Need Help with Student Debt?
At the Higher Education Labor United Summit in February, Debt Collective, a union of debtors that organizes to abolish debt in the United States, made an ask of the unions in attendance at the summit to pass a resolution calling for President Biden to cancel student debt before the expiration of the federal student loan repayment moratorium on May 1. This resolution was brought to the Local 328 executive board at our March meeting and endorsed unanimously. The text of the resolution can be found at the end of this blog post.
As of 2020, Americans owe more than $1.7 trillion in student debt. This massive amount of debt has serious effects for younger generations, whose members have to put off important financial goals like buying a home or saving for retirement. Compounding that, the effects of debt are felt harder by female and Black borrowers, who earn less than male and white counterparts.
The student-debt crisis is a long time coming. Last year, U.S. News & World Report reported that the average in-state tuition and fees at public universities has grown 211% since 2002. Without some kind of massive reform to the way we pay for higher education in this country, these numbers will continue to increase.
Despite rising tuition costs, wages for most Americans have remained stagnant since the 1970s. There are a lot of factors at play in this, including the decline of unions, but “financialization” plays a big part. If you’re interested in learning moe, here’s a link to a short YouTube video summarizing the findings from Les Leopold’s book Runaway Inequality.
If you are looking for help with student debt, public-service workers (which includes almost all AFSCME members) have until October 31 to get retroactive credit for loan payments that were made in ANY type of repayment plan, partial payments and late payments. Oregon AFSCME Council 75 is holding two trainings on this debt-relief program for all members on Tuesday, April 12:
12 -1 p.m. — register here
6 - 7 p.m. — register here
This estimate of tuition and fees shows how much debt nursing students at OHSU might take on. An undergraduate nursing degree for Oregon residents at the OHSU’s Marquam Hill campus costs almost $57,000. Graduate degrees for Oregon residents can run up to $90,000 with the nursing anesthesia program topping the list at almost $131,500.
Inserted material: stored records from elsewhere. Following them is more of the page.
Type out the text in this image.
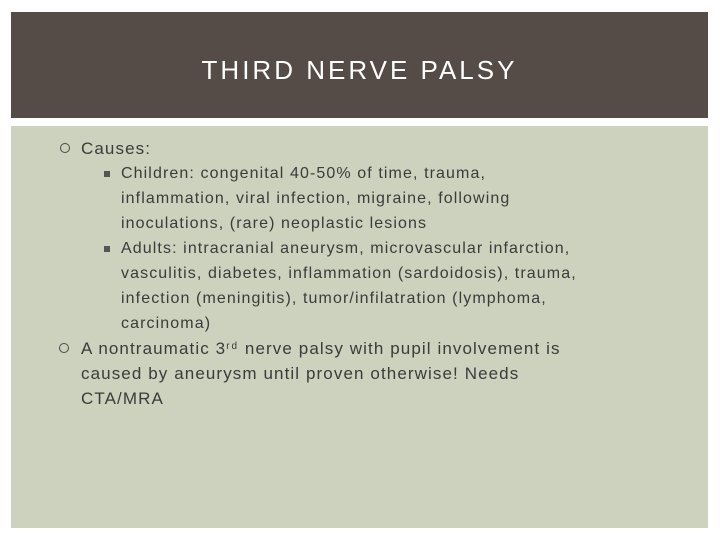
THIRD NERVE PALSY
Causes:
Children: congenital 40-50% of time, trauma, inflammation, viral infection, migraine, following inoculations, (rare) neoplastic lesions
Adults: intracranial aneurysm, microvascular infarction, vasculitis, diabetes, inflammation (sardoidosis), trauma, infection (meningitis), tumor/infilatration (lymphoma, carcinoma)
A nontraumatic 3rd nerve palsy with pupil involvement is caused by aneurysm until proven otherwise! Needs CTA/MRA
Throughout the pandemic, while OHSU balked at offering incentive pay to our members, failed to address long-standing staffing and retention issues issues on the hill and at OHSU Hillsboro and had to be convinced that our members deserved frontline-recognition payments, it was simultaneously putting the squeeze on students. In 2020, OHSU reneged on a promise to not raise tuition on a group of nursing students who finished their bachelor’s degrees and chose to continue their graduate degrees at OHSU; OHSU argued that these students were “new” and thus not entitled to the tuition freeze. The same thing happened to incoming medical students that year —they were told they would come in under a tuition freeze and instead were surprised with increased tuition after they had been accepted. In that same decision, OHSU also rescinded its Deferred Action for Childhood Arrivals full-ride scholarship to a student who had been accepted.
It’s clear that when universities only care about the bottom line, it’s their students and workers who bear the burden of those decisions.
RESOLUTION FOR STUDENT DEBT CANCELLATION
WHEREAS, the student debt crisis is an economic crisis;
WHEREAS, over half of today’s students took out student loans to pay for college;
WHEREAS, Americans owe nearly $1.75 trillion in student loan debt, spread out among about 46 million borrowers; at an average of nearly $30,000;
WHEREAS, 11.1% of student loans were 90 days or more delinquent or were in default before the coronavirus pandemic;
WHEREAS, Black workers carry far more debt than white workers. In a nation committed to education as a means of racial justice, workers themselves are trapped in a system of racialized debt;
WHEREAS, women carry nearly two-thirds of student debt in comparison to men. And take longer to pay off the same amount of debt due to the gender pay gap;
WHEREAS student loan debt is an often-overlooked barrier to diversifying the U.S. workforce;
WHEREAS student debt cancellation increases the take-home pay of millions of indebted workers, at no cost to their employing colleges or universities, because the federal government bears financial responsibility of federal student loans;
WHEREAS, cancelling student loan debt represents an enormous economic opportunity for Portland to increase spending in our local community, support individuals in gaining upward social mobility; and provide a deeply needed stimulus during the pandemic;
WHEREAS, cancelling student debt is a policy that has broad political and public support, especially here in Portland;
WHEREAS, student debt cancellation is only one step towards improving public education, and must also be accompanied by free higher education for all, among other measures;
WHEREAS, President Joe Biden has full executive authority to cancel all federal student debt using his powers of executive order;
NOW THEREFORE IT BE RESOLVED by AFSCME Local 328 calls for President Biden to sign the executive order to cancel all federal student debt before the expiration of the federal student loan payment moratorium on May 1, 2022.